Objectives: To assess the potential of predicting adult facial type at different stages of mandibular ontogeny.

Methods: 956 participants of the Denver, Iowa, Michigan, and Oregon Growth Studies with longitudinal lateral cephalograms between ages 3-18 years were placed into one of three facial types based on mandibular plane angle (MPA) at 15 years of age or older: normodivergent (MPA 28-39°), hypodivergent (MPA < 28°), and hyperdivergent (MPA > 39°). 31 2D anatomical landmarks, representing soft and hard tissues of the mandible, were digitized and superimposed using generalized Procrustes analysis placing them within a common shape space. Data were analyzed within three-year age categories using stepwise discriminant function analysis with jackknife crossvalidation to test how well young individuals can be re-classified to their adult facial types.

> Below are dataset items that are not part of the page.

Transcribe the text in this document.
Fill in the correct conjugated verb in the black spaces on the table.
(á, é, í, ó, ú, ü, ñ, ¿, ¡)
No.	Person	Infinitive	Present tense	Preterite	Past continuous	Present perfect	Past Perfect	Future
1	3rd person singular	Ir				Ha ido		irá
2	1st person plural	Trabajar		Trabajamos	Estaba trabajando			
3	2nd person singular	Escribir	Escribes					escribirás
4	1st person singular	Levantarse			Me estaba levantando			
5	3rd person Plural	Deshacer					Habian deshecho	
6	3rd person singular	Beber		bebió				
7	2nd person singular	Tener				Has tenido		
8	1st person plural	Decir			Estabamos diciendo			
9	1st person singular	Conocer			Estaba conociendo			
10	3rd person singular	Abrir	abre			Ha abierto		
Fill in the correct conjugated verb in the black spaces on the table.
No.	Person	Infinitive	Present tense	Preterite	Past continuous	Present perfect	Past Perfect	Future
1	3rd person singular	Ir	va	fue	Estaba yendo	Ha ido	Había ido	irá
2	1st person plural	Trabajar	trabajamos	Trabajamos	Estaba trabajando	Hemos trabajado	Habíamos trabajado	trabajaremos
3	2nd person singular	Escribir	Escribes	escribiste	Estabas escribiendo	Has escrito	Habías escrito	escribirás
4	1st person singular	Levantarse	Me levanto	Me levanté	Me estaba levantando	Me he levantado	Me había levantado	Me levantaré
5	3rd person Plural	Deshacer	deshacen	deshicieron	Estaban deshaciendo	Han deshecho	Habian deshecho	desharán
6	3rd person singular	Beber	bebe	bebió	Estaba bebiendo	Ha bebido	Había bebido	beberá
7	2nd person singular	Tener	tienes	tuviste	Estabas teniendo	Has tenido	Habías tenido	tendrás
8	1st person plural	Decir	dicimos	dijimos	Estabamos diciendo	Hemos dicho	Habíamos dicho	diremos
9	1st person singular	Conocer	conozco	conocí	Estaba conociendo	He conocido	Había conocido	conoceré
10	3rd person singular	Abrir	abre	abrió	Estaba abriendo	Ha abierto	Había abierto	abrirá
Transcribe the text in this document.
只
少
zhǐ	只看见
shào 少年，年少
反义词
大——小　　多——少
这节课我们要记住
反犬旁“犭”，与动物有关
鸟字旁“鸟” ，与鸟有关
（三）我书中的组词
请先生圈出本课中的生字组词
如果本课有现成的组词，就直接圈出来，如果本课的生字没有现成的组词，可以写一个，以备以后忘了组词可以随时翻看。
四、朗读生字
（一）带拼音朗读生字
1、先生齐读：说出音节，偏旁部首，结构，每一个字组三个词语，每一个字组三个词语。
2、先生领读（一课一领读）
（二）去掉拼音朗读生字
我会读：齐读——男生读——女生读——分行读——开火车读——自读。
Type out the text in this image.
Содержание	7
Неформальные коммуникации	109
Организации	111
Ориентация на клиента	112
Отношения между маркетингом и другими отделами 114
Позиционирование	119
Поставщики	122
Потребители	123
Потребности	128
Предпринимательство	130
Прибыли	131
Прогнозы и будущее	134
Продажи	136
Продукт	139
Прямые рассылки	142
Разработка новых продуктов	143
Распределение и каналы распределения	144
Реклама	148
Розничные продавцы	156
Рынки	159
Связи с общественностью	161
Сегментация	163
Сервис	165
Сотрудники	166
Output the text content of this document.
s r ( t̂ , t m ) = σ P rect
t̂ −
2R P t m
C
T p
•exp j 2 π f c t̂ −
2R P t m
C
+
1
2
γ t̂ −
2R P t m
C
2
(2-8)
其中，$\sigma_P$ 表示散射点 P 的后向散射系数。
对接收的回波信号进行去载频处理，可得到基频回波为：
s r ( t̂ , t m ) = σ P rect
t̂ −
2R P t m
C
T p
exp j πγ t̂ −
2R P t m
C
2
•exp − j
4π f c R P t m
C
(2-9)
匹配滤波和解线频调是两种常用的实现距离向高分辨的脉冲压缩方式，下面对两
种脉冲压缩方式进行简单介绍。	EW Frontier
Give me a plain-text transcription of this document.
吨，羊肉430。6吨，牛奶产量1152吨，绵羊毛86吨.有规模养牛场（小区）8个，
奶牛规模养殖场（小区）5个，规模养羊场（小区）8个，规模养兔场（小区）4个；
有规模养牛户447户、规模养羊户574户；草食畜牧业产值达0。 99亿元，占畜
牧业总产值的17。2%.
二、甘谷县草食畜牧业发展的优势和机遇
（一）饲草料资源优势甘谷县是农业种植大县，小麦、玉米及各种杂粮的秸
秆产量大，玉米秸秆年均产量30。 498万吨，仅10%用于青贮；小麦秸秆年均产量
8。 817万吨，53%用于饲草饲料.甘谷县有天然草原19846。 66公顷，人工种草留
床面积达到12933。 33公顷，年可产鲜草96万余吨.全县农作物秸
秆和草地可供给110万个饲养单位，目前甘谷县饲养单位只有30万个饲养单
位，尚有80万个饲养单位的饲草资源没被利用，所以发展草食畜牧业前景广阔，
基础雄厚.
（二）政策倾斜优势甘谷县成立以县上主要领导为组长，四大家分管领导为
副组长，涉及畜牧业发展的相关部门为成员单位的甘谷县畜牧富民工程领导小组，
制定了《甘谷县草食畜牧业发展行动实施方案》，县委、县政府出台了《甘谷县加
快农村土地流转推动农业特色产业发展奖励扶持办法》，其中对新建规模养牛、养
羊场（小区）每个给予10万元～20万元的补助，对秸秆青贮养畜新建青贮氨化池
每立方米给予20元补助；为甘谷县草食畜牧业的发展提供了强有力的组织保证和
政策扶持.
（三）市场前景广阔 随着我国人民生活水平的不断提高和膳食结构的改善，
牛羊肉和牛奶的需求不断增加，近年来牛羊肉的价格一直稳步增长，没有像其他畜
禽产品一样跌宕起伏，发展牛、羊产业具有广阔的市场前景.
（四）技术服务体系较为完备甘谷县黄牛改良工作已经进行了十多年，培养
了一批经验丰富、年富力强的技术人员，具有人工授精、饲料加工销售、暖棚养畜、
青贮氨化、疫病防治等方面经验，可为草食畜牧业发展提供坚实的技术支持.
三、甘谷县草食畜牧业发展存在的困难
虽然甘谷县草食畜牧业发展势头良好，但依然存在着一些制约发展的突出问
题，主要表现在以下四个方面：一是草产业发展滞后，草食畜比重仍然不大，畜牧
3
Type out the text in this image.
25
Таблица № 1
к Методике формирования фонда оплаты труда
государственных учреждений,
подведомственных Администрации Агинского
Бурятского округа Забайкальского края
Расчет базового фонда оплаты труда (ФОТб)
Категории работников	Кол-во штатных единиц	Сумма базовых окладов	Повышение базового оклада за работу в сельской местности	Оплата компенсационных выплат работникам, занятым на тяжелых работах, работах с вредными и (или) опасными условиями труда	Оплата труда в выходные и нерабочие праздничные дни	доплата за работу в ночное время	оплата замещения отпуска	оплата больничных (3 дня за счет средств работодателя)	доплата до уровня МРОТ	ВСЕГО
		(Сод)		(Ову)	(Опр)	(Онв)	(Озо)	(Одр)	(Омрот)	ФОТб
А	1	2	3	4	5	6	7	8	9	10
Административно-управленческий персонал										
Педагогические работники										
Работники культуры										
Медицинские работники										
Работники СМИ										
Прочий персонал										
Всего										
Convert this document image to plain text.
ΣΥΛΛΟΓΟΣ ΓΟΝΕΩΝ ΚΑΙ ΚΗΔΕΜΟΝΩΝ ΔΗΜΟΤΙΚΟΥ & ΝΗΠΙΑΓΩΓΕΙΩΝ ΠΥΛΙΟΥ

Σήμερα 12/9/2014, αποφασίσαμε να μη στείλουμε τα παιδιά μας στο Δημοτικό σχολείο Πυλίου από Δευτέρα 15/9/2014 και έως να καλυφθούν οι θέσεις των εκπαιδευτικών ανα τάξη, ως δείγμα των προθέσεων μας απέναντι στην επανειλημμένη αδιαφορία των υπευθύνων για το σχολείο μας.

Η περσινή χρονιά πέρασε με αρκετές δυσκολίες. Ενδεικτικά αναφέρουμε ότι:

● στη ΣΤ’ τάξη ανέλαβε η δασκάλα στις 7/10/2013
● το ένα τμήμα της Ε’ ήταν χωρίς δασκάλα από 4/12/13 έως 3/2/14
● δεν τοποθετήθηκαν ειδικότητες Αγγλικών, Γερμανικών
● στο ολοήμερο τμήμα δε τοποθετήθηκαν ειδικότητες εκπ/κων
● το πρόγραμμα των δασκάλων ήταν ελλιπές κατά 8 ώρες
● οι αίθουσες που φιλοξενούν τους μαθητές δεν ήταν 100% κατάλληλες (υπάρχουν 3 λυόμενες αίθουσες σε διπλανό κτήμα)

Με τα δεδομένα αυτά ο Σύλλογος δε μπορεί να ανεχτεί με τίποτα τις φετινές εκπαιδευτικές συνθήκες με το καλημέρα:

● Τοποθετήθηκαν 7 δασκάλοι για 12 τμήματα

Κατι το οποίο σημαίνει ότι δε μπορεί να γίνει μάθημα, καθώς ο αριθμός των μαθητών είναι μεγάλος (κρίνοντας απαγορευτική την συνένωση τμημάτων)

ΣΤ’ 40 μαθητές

Results: Individuals were correctly classified significantly better than chance even among even the youngest age category (3-6 yrs.). Crossvalidation rates increased with age, and only in the 12-15 year category were rates similar (71% correctly reclassified) to results achieved among the oldest category (> 15 years). Although each category has a few unique landmarks best discriminating among types, several landmarks were common across all age categories: menton, gonion, articulare, and intersection of the posterior extension of the palatal plane with the posterior ramus. One additional point (intersection of basisphenoid synchondrosis and the neck of the condyle) becomes important for recognizing facial type in late adolescence and adults. Finally, when mandibular landmark data are first superimposed among a broader suite of facial landmarks, thereby preserving jaw position relative to the face, identification of facial type from only the mandible improves markedly.

Conclusions: The discovery of important indicators of facial type in adolescent mandibles helps improve our capacity to identify different facial types at a younger age and, potentially, options for timing of treatment.